そして、自分たちが考えた「クラチャレ拠点KCB」をここで終わらせないためにも、東京にいながら地域交流して他の地域の名産品も巻き込みながら、様々な地域課題の解決につながるような商品を生み出していけたらいいなと思っています。

自治体及び生産者さんと連携して開発したお茶漬け

―今後も多くの学生がクラチャレに参加していくと思いますが、そんな方々へ向けて、最後にメッセージをお願いします。

【インタビュー内容】
長谷川氏:「地方創生」や「インターンシップ」と聞くと難しそうに思うかもしれませんが、少しでもそういった分野に興味があったり、何かやってみたいという思いがあるなら、ぜひトライしてみて欲しいです。もちろん楽しいことだけではないと思いますが、本当に色々な体験がでるので、学生のうちにそういった体験ができるというのは貴重だと思います。

森氏:自分は、専攻している学部もそうですし、好きなことは詩や小説を執筆することなど、食や農という分野とは離れていたので、正直なところクラチャレの参加者として選ばれるとは思っていませんでした。クラチャレは、課題の提出や面接を経て、参加者を選考していくのですが、最初に出す課題では、食や農に遠いからこその視点として、ちょっと変わったことを書いてみたんです。その結果、自分のような別の視点を持っている人間を入れることで、良い反応が生まれるのではないかと期待して選んでくださったみたいなんです。何が言いたいかというと、地方創生に興味がある方はもちろんですが、これまで経験してこなかったことにチャレンジしたい人にも門戸は開らかれているということを伝えたいです。自分自身もとても貴重な経験をすることができたので、これまでにそういった経験がなく、参加への不安を感じる方には特にトライしてみてほしいです。

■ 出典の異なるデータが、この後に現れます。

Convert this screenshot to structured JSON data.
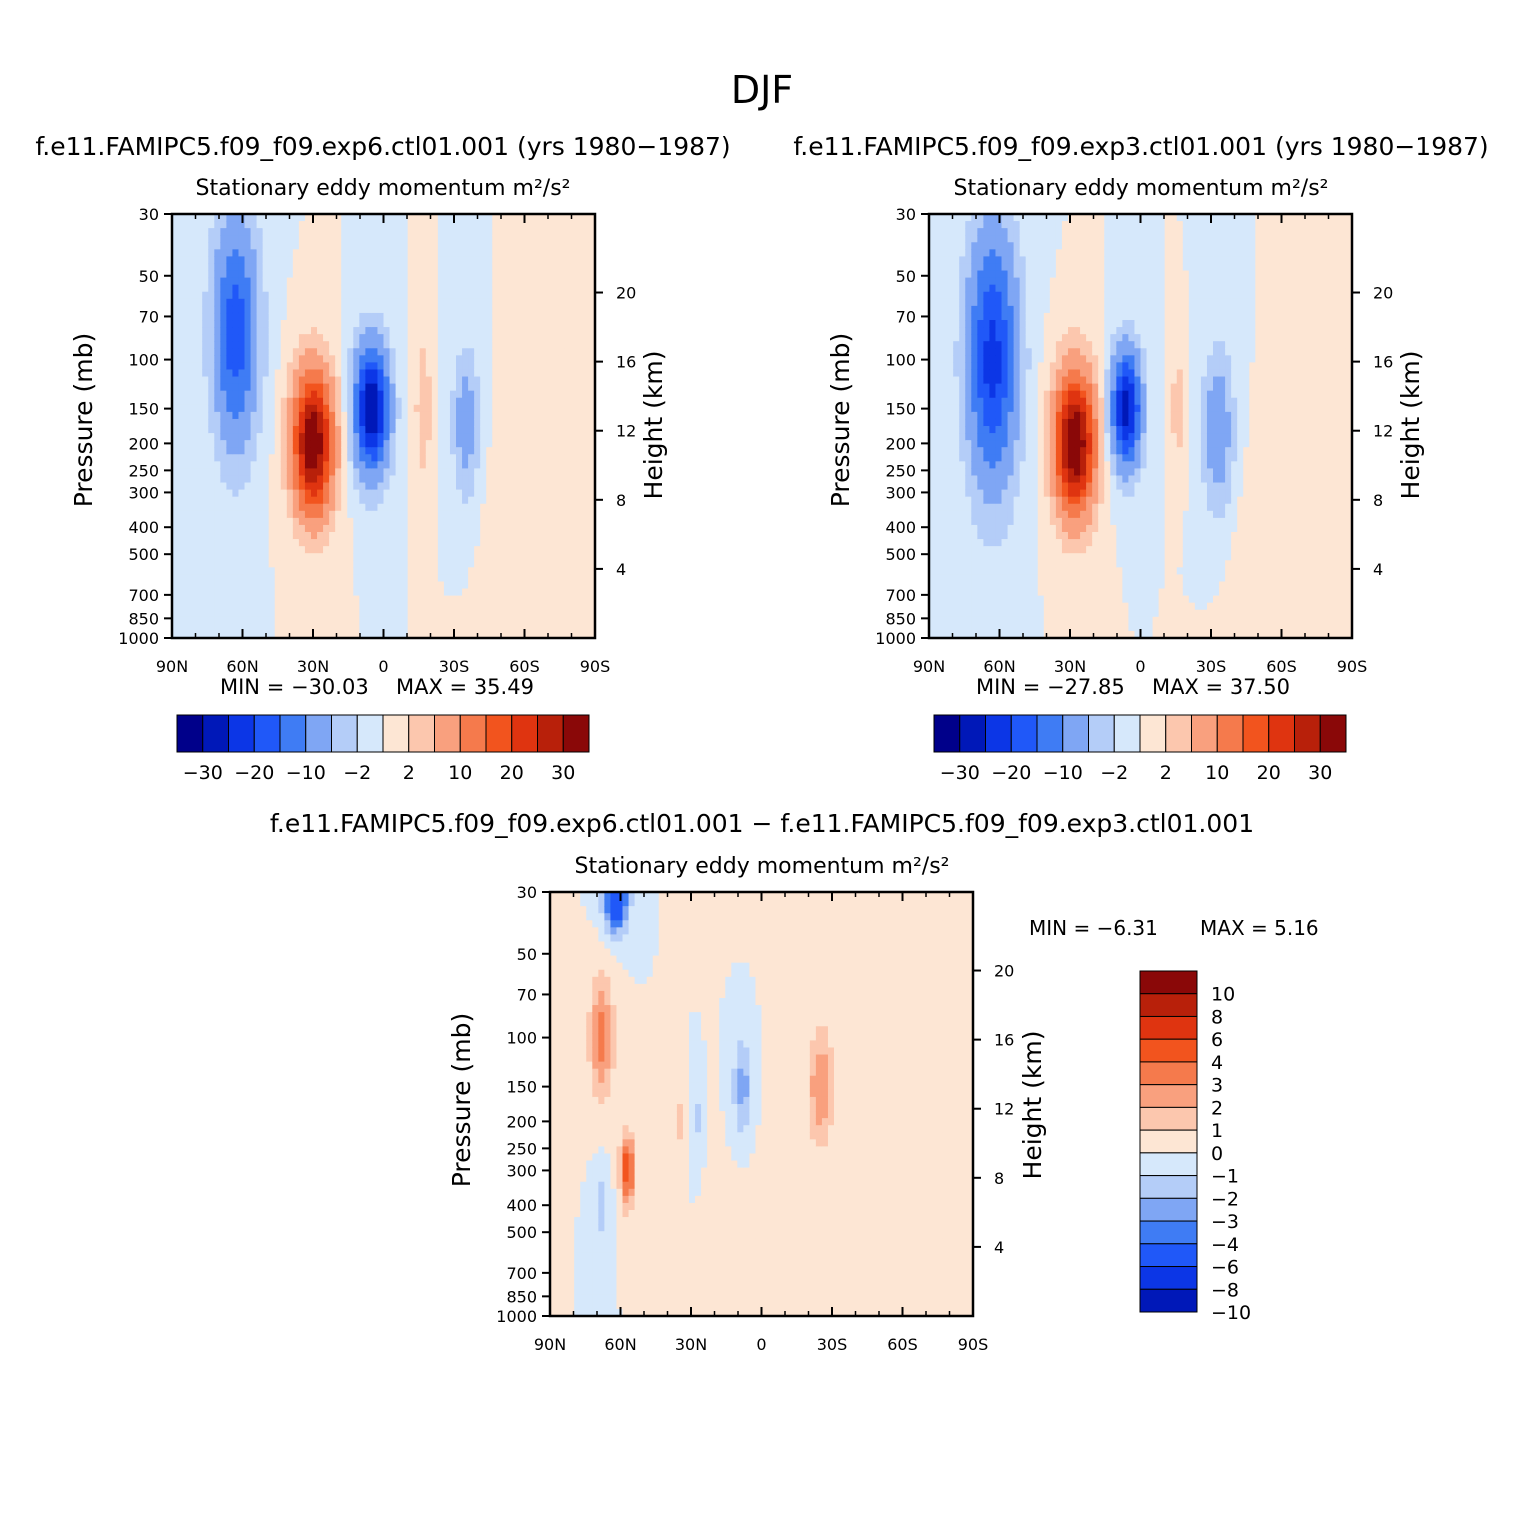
{
  "figure": {
    "title": "DJF",
    "colors": {
      "zero_fill": "#d6e8fb",
      "axis": "#000000",
      "palette": [
        "#00008a",
        "#0018b8",
        "#0c36e6",
        "#2058f8",
        "#3f7cf4",
        "#7fa6f4",
        "#b4cdf8",
        "#d6e8fb",
        "#fde6d4",
        "#fcc7ae",
        "#f9a07e",
        "#f57a4c",
        "#f2541e",
        "#df3410",
        "#b8200a",
        "#8a0808"
      ]
    }
  },
  "chart_data": [
    {
      "id": "exp6",
      "type": "heatmap",
      "title": "f.e11.FAMIPC5.f09_f09.exp6.ctl01.001 (yrs 1980−1987)",
      "subtitle": "Stationary eddy momentum  m²/s²",
      "xlabel": "",
      "ylabel": "Pressure (mb)",
      "ylabel_right": "Height (km)",
      "x_range": [
        90,
        -90
      ],
      "x_ticks": [
        "90N",
        "60N",
        "30N",
        "0",
        "30S",
        "60S",
        "90S"
      ],
      "y_range": [
        1000,
        30
      ],
      "y_scale": "log",
      "y_ticks": [
        "30",
        "50",
        "70",
        "100",
        "150",
        "200",
        "250",
        "300",
        "400",
        "500",
        "700",
        "850",
        "1000"
      ],
      "height_ticks": [
        "20",
        "16",
        "12",
        "8",
        "4"
      ],
      "min_label": "MIN =  −30.03",
      "max_label": "MAX =   35.49",
      "levels": [
        -35,
        -30,
        -25,
        -20,
        -15,
        -10,
        -5,
        -2,
        2,
        5,
        10,
        15,
        20,
        25,
        30,
        35
      ],
      "colorbar_labels": [
        "−30",
        "−20",
        "−10",
        "−2",
        "2",
        "10",
        "20",
        "30"
      ],
      "features": [
        {
          "lat": 63,
          "p": 80,
          "value": -18,
          "lat_width": 9,
          "p_width": 0.9
        },
        {
          "lat": 30,
          "p": 200,
          "value": 36,
          "lat_width": 8,
          "p_width": 0.55
        },
        {
          "lat": 5,
          "p": 150,
          "value": -30,
          "lat_width": 7,
          "p_width": 0.5
        },
        {
          "lat": -17,
          "p": 150,
          "value": 5,
          "lat_width": 3,
          "p_width": 0.5
        },
        {
          "lat": -35,
          "p": 170,
          "value": -8,
          "lat_width": 5,
          "p_width": 0.55
        },
        {
          "lat": -60,
          "p": 500,
          "value": 2,
          "lat_width": 12,
          "p_width": 0.8
        }
      ]
    },
    {
      "id": "exp3",
      "type": "heatmap",
      "title": "f.e11.FAMIPC5.f09_f09.exp3.ctl01.001 (yrs 1980−1987)",
      "subtitle": "Stationary eddy momentum  m²/s²",
      "xlabel": "",
      "ylabel": "Pressure (mb)",
      "ylabel_right": "Height (km)",
      "x_range": [
        90,
        -90
      ],
      "x_ticks": [
        "90N",
        "60N",
        "30N",
        "0",
        "30S",
        "60S",
        "90S"
      ],
      "y_range": [
        1000,
        30
      ],
      "y_scale": "log",
      "y_ticks": [
        "30",
        "50",
        "70",
        "100",
        "150",
        "200",
        "250",
        "300",
        "400",
        "500",
        "700",
        "850",
        "1000"
      ],
      "height_ticks": [
        "20",
        "16",
        "12",
        "8",
        "4"
      ],
      "min_label": "MIN =  −27.85",
      "max_label": "MAX =   37.50",
      "levels": [
        -35,
        -30,
        -25,
        -20,
        -15,
        -10,
        -5,
        -2,
        2,
        5,
        10,
        15,
        20,
        25,
        30,
        35
      ],
      "colorbar_labels": [
        "−30",
        "−20",
        "−10",
        "−2",
        "2",
        "10",
        "20",
        "30"
      ],
      "features": [
        {
          "lat": 63,
          "p": 100,
          "value": -22,
          "lat_width": 10,
          "p_width": 1.0
        },
        {
          "lat": 28,
          "p": 200,
          "value": 37,
          "lat_width": 8,
          "p_width": 0.55
        },
        {
          "lat": 6,
          "p": 150,
          "value": -28,
          "lat_width": 6,
          "p_width": 0.45
        },
        {
          "lat": -16,
          "p": 150,
          "value": 4,
          "lat_width": 3,
          "p_width": 0.4
        },
        {
          "lat": -33,
          "p": 180,
          "value": -9,
          "lat_width": 6,
          "p_width": 0.6
        },
        {
          "lat": -55,
          "p": 600,
          "value": 2,
          "lat_width": 12,
          "p_width": 0.8
        }
      ]
    },
    {
      "id": "diff",
      "type": "heatmap",
      "title": "f.e11.FAMIPC5.f09_f09.exp6.ctl01.001 − f.e11.FAMIPC5.f09_f09.exp3.ctl01.001",
      "subtitle": "Stationary eddy momentum  m²/s²",
      "xlabel": "",
      "ylabel": "Pressure (mb)",
      "ylabel_right": "Height (km)",
      "x_range": [
        90,
        -90
      ],
      "x_ticks": [
        "90N",
        "60N",
        "30N",
        "0",
        "30S",
        "60S",
        "90S"
      ],
      "y_range": [
        1000,
        30
      ],
      "y_scale": "log",
      "y_ticks": [
        "30",
        "50",
        "70",
        "100",
        "150",
        "200",
        "250",
        "300",
        "400",
        "500",
        "700",
        "850",
        "1000"
      ],
      "height_ticks": [
        "20",
        "16",
        "12",
        "8",
        "4"
      ],
      "min_label": "MIN =    −6.31",
      "max_label": "MAX =     5.16",
      "levels": [
        -12,
        -10,
        -8,
        -6,
        -4,
        -3,
        -2,
        -1,
        0,
        1,
        2,
        3,
        4,
        6,
        8,
        10,
        12
      ],
      "colorbar_labels": [
        "10",
        "8",
        "6",
        "4",
        "3",
        "2",
        "1",
        "0",
        "−1",
        "−2",
        "−3",
        "−4",
        "−6",
        "−8",
        "−10"
      ],
      "features": [
        {
          "lat": 62,
          "p": 32,
          "value": -6.3,
          "lat_width": 5,
          "p_width": 0.25
        },
        {
          "lat": 68,
          "p": 100,
          "value": 3.5,
          "lat_width": 5,
          "p_width": 0.5
        },
        {
          "lat": 57,
          "p": 300,
          "value": 5.1,
          "lat_width": 3,
          "p_width": 0.3
        },
        {
          "lat": 68,
          "p": 400,
          "value": -1.5,
          "lat_width": 3,
          "p_width": 0.3
        },
        {
          "lat": 34,
          "p": 200,
          "value": 1.5,
          "lat_width": 2,
          "p_width": 0.3
        },
        {
          "lat": 28,
          "p": 200,
          "value": -1.5,
          "lat_width": 2,
          "p_width": 0.3
        },
        {
          "lat": 8,
          "p": 150,
          "value": -2.5,
          "lat_width": 4,
          "p_width": 0.4
        },
        {
          "lat": -25,
          "p": 150,
          "value": 2.8,
          "lat_width": 5,
          "p_width": 0.45
        },
        {
          "lat": -60,
          "p": 200,
          "value": 0.8,
          "lat_width": 30,
          "p_width": 1.8
        },
        {
          "lat": 0,
          "p": 600,
          "value": 0.4,
          "lat_width": 15,
          "p_width": 0.8
        }
      ]
    }
  ]
}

柳田氏:ここまでリアルな実践ができるインターンシップって、他にはないと思うんです。多くのインターンシップは、あくまで体験のみという印象ですが、クラチャレは、体験ではなく実践ができるインターンシップだと思います。自分が実際に農家、漁師になって1週間を過ごすっていうプログラムは他にはあまりないと思うんです。地域やその仕事をリアルに経験して、将来を考えるきっかけにしたいと思っている方には、ぜひ参加していただきたいですね。あとは、社会課題など同じような分野に興味がある方が多く参加され、一緒に様々なことを乗り越えるので、大学やこれまでの友達とは違った関係性の同期にも出会えるし、地域の方とのつながりも生まれるので、人生が豊かになるきっかけにもなるんじゃないかと思います。

各務氏:私は、今後社会人になるうえで、様々な視野を広げたいと思っている人に参加して欲しいです。農業とか漁業のリアルな現場や課題などを自分の目で見て、知ることができる機会って、あまりないと思いますし、その地域の方たちからもたくさんの刺激をいただきました。このような貴重な経験ができるインターンシップをぜひ活用してほしいと思います。

板垣氏:自分は農業や漁業に興味のない人に、ぜひ参加してほしいです。過酷さを知ることもいい経験になりますが、それ以上に人間関係が大きく広がるっていうのは、経験して本当によかったと思う点です。農家や漁業の方はもちろん、この5人のグループメンバーも、大学や学部、住んでいる地域も、個性や趣味も全然違う。だからこそ、話をすることで見識が広がったと思います。このような中々できない体験を、このクラチャレを通して経験してほしいです。

グループ5の皆様

クラチャレをきっかけに、学生や自治体様の背中を押し続けたい

今年度のクラチャレは、体験先を1チーム2地域に行ったり、ピッチアワードを開催したり、新たな取組を展開されてきました。その反響や、今後の目標について、クラダシ様にお聞きしました。

【インタビュー内容】
クラチャレは、私たちの想いだけでは開催できるものではありません。自治体の皆さんからのサポートや地域課題の解決に向けた熱意があってこそ成り立っています。
嬉しいことに、クラチャレ終了後も旅行でその地域や体験先に何度も訪れている学生もいますし、関係人口の創出にもつながっているという声を自治体の方からも聞いています。その他にも、クラチャレを実践してみて、他の農業体験やインターンシップにも積極的に取組んでみようと検討している自治体様もいらっしゃったりもするので、この取組を通して「新しいことをやってみよう!」という気持ちを持っていただけたことが、本当に良かったです。

また、今年は100名以上を集めて、ピッチアワードを開催できたことも「やって良かった」と思っています。学生にも人前で発表する機会や、皆が真剣に考えた提案内容を聞くことで、新たな学びを得られる場も作れましたし、貴重な経験となったのではないかと思います。ピッチ後の交流会では、自分たちが体験した地域以外の自治体の方たちとお話する機会を提供できたことも、学生にとって今後の進路の助けになったりなど、有意義な時間となっていれば嬉しいですね。

今後はクラチャレを継続すること、そして今年は新たな取組ができたので、これからも新しい挑戦を続けたいと思っています。ありがたいことに、今年は募集人数数に対して応募者数が2倍だったので、来年度からは5倍くらいの応募がくるようにもっとたくさんの学生さんに興味を持ってもらえるような取組にしていきたいです。それには、学生に様々な貴重な体験を提供できるように、自治体様にも「うちでクラチャレやってよ!」とどんどん言っていただけるような魅力的な、求められるプロジェクトになっていきたいと考えています。